Conspiracy theories flourish after China cancels opera

This Thursday Hong Kong will host the world premiere of Dr. Sun Yat-sen after China abruptly cancelled the opera’s original world premiere at Beijing’s National Center for the Performing Arts.

The opera, commissioned by Opera Hong Kong and the Hong Kong government, was to have had its world premiere on 30 September to commemorate the 100th anniversary of the Chinese revolution.

Sun is a widely revered Chinese revolutionary who helped bring down the Qing dynasty in 1911.

The official explanation for calling off the opera was “logistical reasons”, but media have been wildly speculating as to a range of other possible causes.

The New York Times cited an unnamed agent who works for the composer’s management company as saying that a Chinese government official simply didn’t like the music.

“I guess because maybe it’s not romantic enough, something like that,” the agent said.

The Financial Times suggests that perhaps the words were too politically sensitive.

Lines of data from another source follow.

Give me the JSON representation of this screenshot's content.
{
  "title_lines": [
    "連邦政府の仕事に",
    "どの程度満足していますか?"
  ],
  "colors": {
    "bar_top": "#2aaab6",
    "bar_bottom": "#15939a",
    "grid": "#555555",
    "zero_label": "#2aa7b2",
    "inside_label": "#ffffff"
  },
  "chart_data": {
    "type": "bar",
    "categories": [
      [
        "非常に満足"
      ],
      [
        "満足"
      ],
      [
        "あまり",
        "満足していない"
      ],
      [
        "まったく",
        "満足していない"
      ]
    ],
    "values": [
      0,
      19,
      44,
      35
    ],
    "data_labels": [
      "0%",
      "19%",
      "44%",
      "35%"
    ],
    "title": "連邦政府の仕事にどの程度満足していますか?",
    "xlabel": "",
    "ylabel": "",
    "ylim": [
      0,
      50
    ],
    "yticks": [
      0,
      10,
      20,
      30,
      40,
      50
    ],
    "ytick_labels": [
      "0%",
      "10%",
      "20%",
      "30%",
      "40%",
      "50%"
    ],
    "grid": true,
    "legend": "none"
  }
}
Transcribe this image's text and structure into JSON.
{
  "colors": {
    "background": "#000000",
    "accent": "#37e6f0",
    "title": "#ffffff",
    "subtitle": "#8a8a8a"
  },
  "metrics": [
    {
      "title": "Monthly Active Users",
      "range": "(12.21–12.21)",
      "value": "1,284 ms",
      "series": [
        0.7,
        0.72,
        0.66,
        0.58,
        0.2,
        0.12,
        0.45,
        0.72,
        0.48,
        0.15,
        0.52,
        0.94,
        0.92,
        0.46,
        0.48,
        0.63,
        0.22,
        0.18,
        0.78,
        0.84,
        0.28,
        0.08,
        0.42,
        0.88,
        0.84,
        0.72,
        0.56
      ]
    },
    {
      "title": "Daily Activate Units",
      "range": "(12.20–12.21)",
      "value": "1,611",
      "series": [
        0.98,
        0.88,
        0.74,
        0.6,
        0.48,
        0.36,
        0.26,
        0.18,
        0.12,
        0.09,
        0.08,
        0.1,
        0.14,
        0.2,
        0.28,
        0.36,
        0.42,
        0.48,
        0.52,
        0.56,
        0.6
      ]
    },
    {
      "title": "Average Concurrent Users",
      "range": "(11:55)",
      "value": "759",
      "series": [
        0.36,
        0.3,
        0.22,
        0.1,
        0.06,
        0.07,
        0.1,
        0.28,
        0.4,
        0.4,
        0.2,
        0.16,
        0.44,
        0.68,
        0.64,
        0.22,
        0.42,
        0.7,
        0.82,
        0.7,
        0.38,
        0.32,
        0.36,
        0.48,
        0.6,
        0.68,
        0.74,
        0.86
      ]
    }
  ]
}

It quotes Sun’s lines in the first scene: “The Qing court is furious, They are turning our country into a prison! But this cage cannot silence oppositional voices … now there are debates with people urging change.” In the wake of the Arab Spring, the government has become ultra-sensitive over protests occurring in China, it muses.

Hong Kong newspaper the South China Morning Post (subscription only) says mainland sources deny it has anything to do with politics or the opera’s subject matter.

“Things like this happen all the time on the mainland,” it quotes a mainland performing arts musician as saying. “Just a [negative] remark from a leader would do it.”